What was that disease where a person’s eyes bugged out? Former first lady Barbara Bush struggled with it for a while. Graves’ disease. That was it. Lauren had the power to induce Graves’ disease. Becky pressed her palms against her closed eyelids to push her eyeballs back into their sockets.

“Mom, I’m engaged!”

Which, oh which, question to ask first?
Are you kidding? Are you insane? You got a tattoo? You’re engaged? To whom?

“Mom, say something. It’s perfect, isn’t it?”

“In  . . .  what  . . .  way? Could we start at the beginning?”

Lauren huffed her exasperation and plopped on the floor in front of Becky.

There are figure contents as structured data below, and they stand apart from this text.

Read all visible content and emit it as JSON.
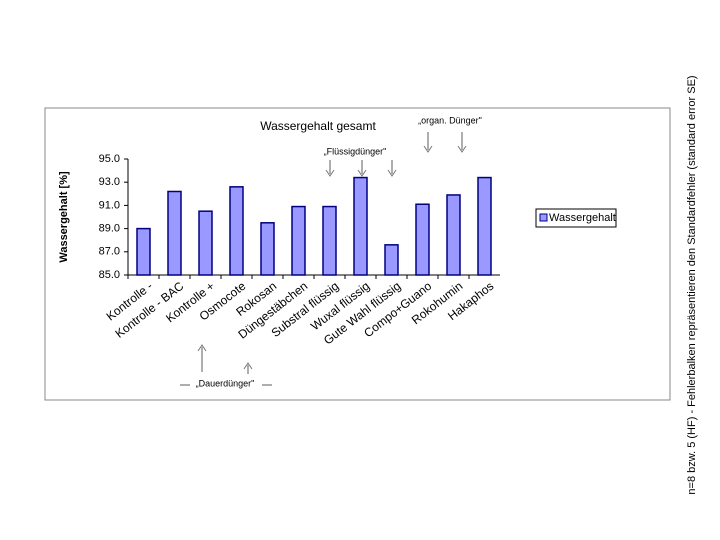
{
  "chart_data": {
    "type": "bar",
    "title": "Wassergehalt gesamt",
    "y_label": "Wassergehalt [%]",
    "side_note": "n=8 bzw. 5 (HF) - Fehlerbalken repräsentieren den Standardfehler (standard error SE)",
    "annotations": [
      "„organ. Dünger\"",
      "„Flüssigdünger\"",
      "„Dauerdünger\""
    ],
    "categories": [
      "Kontrolle -",
      "Kontrolle - BAC",
      "Kontrolle +",
      "Osmocote",
      "Rokosan",
      "Düngestäbchen",
      "Substral flüssig",
      "Wuxal flüssig",
      "Gute Wahl flüssig",
      "Compo+Guano",
      "Rokohumin",
      "Hakaphos"
    ],
    "series": [
      {
        "name": "Wassergehalt",
        "color": "#9999ff",
        "values": [
          89.0,
          92.2,
          90.5,
          92.6,
          89.5,
          90.9,
          90.9,
          93.4,
          87.6,
          91.1,
          91.9,
          93.4
        ]
      }
    ],
    "ylim": [
      85,
      95
    ],
    "yticks": [
      {
        "value": 85,
        "label": "85.0"
      },
      {
        "value": 87,
        "label": "87.0"
      },
      {
        "value": 89,
        "label": "89.0"
      },
      {
        "value": 91,
        "label": "91.0"
      },
      {
        "value": 93,
        "label": "93.0"
      },
      {
        "value": 95,
        "label": "95.0"
      }
    ],
    "legend": "right"
  }
}
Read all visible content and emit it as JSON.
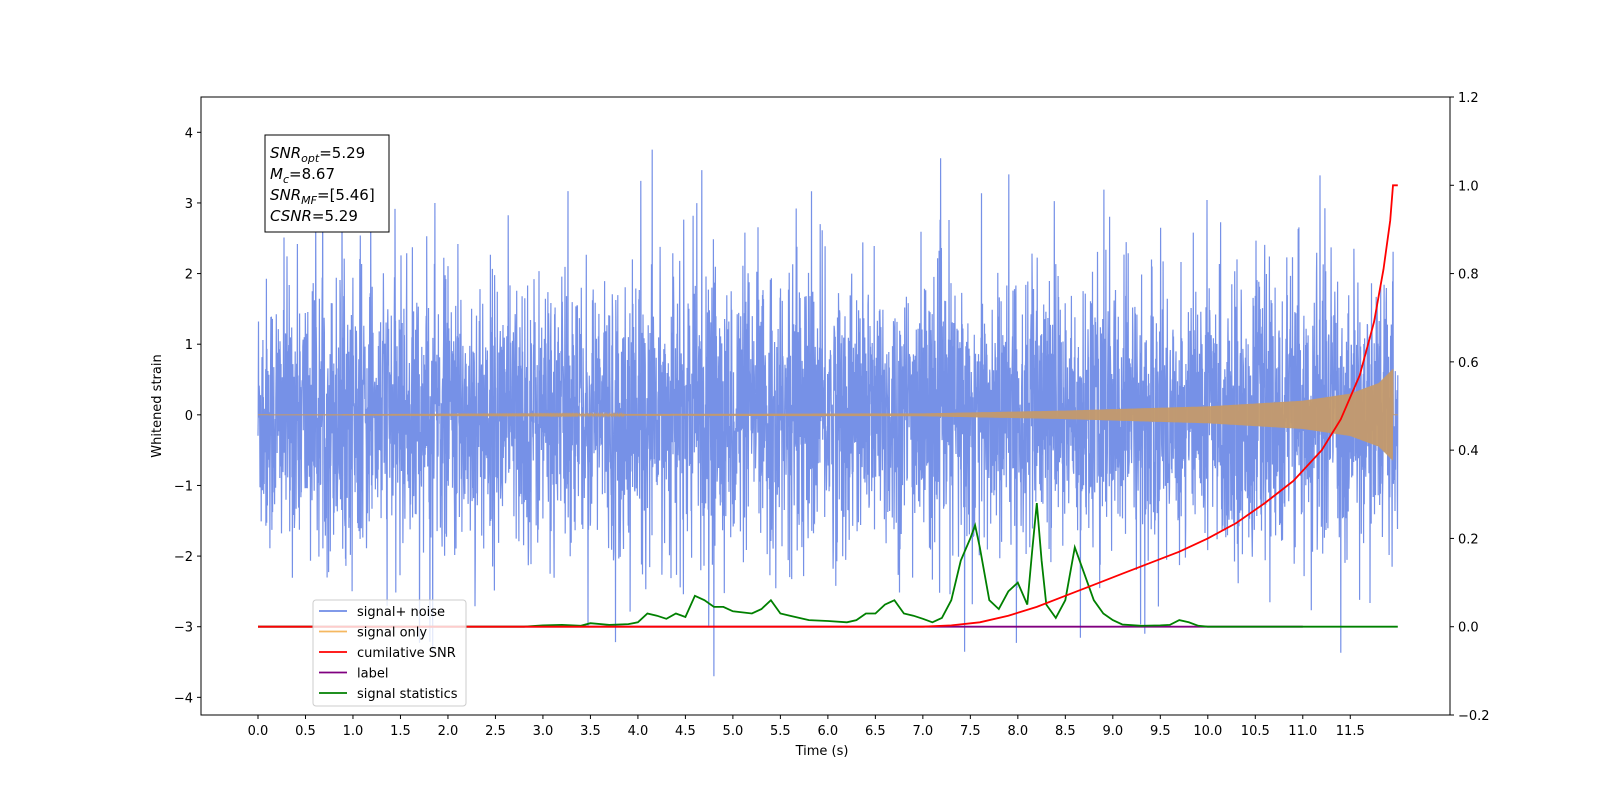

Cross-legged and almost audibly screeching the brakes of her emotions, she said, “Okay, so, Noah and I were at the mall, and I thought he was just kidding, but he wasn’t, when he said we should look at rings.”

Becky shook the loose synapses in her brain. “Wait a minute. Noah and you are that serious?”

“Uh, yea-uh!” She wiggled her ring finger in Becky’s direction.

“Is he Jackson’s father?”

“That is so not the point, Mom. Will you just listen to the story?”

Hot flash? Heart attack? Stroke? Aneurysm? Her vision skewed as though she were viewing the scene through waxed paper. Her hearing fogged. Incapable of speech, she nodded.